State regulators are asking for relief from a federal agency’s new health plan reporting requirements.
Susan Voss, chair of the Receivership & Insolvency Task Force at the National Association of Insurance Commissioners, Kansas City, Mo., has sent a letter asking the Centers for Medicare & Medicaid Services to protect health plan receivers from Section 111 of the Medicare, Medicaid and SCHIP Extension Act of 2007.
The new “secondary payer” reporting law and the regulations written to implement it require private health plans to give CMS extensive information about plan participants, to ensure that the private are taking their full share of responsibility for participants who may also be eligible for Medicare, Medicaid or State Children’s Health Insurance Program participants.
Voss is urging Barbara Wright, acting director of the Medicare debt management division at CMS, to exempt receivers of health plans that are in liquidation from the new reporting rules.
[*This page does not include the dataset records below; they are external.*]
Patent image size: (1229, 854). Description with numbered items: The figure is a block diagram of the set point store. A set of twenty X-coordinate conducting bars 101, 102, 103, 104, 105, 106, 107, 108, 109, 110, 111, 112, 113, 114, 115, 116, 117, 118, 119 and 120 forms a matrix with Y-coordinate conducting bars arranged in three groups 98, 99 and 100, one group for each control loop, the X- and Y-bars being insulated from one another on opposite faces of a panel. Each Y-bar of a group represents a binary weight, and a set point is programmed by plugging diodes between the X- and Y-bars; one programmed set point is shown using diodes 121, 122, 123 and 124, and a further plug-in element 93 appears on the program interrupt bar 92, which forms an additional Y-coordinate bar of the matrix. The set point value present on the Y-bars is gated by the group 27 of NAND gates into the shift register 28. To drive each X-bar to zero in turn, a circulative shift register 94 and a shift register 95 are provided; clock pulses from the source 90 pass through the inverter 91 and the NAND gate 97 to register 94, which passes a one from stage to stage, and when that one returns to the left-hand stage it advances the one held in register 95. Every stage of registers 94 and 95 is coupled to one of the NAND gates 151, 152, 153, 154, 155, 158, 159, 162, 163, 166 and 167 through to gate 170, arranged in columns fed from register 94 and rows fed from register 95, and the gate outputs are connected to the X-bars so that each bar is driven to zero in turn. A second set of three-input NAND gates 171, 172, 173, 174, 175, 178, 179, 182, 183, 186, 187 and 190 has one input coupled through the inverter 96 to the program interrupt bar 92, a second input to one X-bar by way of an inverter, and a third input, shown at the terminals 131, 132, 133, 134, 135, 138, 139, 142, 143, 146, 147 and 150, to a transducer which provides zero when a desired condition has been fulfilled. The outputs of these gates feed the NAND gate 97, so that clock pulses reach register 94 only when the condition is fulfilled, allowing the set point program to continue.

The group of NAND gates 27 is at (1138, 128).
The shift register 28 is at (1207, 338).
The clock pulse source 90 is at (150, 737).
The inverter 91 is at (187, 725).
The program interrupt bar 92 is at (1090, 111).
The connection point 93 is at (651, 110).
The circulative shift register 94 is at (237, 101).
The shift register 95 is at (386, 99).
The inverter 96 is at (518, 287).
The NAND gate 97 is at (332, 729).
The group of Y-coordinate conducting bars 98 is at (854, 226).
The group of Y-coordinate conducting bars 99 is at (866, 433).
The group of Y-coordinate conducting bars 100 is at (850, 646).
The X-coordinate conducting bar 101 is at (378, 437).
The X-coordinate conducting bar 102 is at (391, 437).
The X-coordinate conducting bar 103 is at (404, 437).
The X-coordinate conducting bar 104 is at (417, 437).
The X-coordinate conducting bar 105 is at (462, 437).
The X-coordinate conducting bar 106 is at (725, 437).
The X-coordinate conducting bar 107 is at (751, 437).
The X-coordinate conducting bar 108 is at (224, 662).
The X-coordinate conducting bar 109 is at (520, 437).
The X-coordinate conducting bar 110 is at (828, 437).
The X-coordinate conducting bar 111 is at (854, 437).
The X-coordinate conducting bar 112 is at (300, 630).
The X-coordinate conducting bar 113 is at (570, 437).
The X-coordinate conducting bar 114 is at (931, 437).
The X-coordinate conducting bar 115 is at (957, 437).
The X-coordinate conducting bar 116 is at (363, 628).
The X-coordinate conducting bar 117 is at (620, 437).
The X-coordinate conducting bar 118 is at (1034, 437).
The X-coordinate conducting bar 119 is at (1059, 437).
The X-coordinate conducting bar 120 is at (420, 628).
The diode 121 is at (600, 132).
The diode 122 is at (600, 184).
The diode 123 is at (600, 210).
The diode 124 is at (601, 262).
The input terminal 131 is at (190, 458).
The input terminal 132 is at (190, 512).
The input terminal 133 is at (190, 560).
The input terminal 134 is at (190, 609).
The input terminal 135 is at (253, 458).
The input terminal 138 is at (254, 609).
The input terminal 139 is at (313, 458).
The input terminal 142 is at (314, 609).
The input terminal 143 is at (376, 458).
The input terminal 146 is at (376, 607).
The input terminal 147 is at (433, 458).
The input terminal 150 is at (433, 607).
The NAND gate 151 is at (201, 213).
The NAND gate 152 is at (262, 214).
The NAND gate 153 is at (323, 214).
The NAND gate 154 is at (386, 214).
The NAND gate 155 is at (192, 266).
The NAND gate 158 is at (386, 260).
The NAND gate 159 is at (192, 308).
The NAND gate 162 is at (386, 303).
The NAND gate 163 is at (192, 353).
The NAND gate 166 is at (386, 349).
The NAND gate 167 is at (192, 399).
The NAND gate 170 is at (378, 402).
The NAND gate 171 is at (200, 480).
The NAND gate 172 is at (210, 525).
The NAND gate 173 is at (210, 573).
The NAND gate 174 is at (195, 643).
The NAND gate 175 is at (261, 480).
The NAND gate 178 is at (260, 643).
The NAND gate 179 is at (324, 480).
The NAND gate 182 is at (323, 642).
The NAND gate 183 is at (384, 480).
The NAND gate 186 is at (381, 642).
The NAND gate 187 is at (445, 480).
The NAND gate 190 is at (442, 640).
CMS also should exempt companies that are in rehabilitation and conservation, or else waive any Section 111 fines for those companies, Voss writes.
The receivers who handle troubled insurers work “to recover assets, adjudicate and pay claims, administer the estate of the insurance company, and in some cases rehabilitate the insurer,” Voss writes. “The Receiver’s overarching goal is to maximize the value of the estate for the claimants (e.g. policyholders, third parties, creditors, stockholders, etc.).”
Some receivers are trying to liquidate the companies, and others are trying to rehabilitate the companies, or at least to conserve their operations, Voss writes.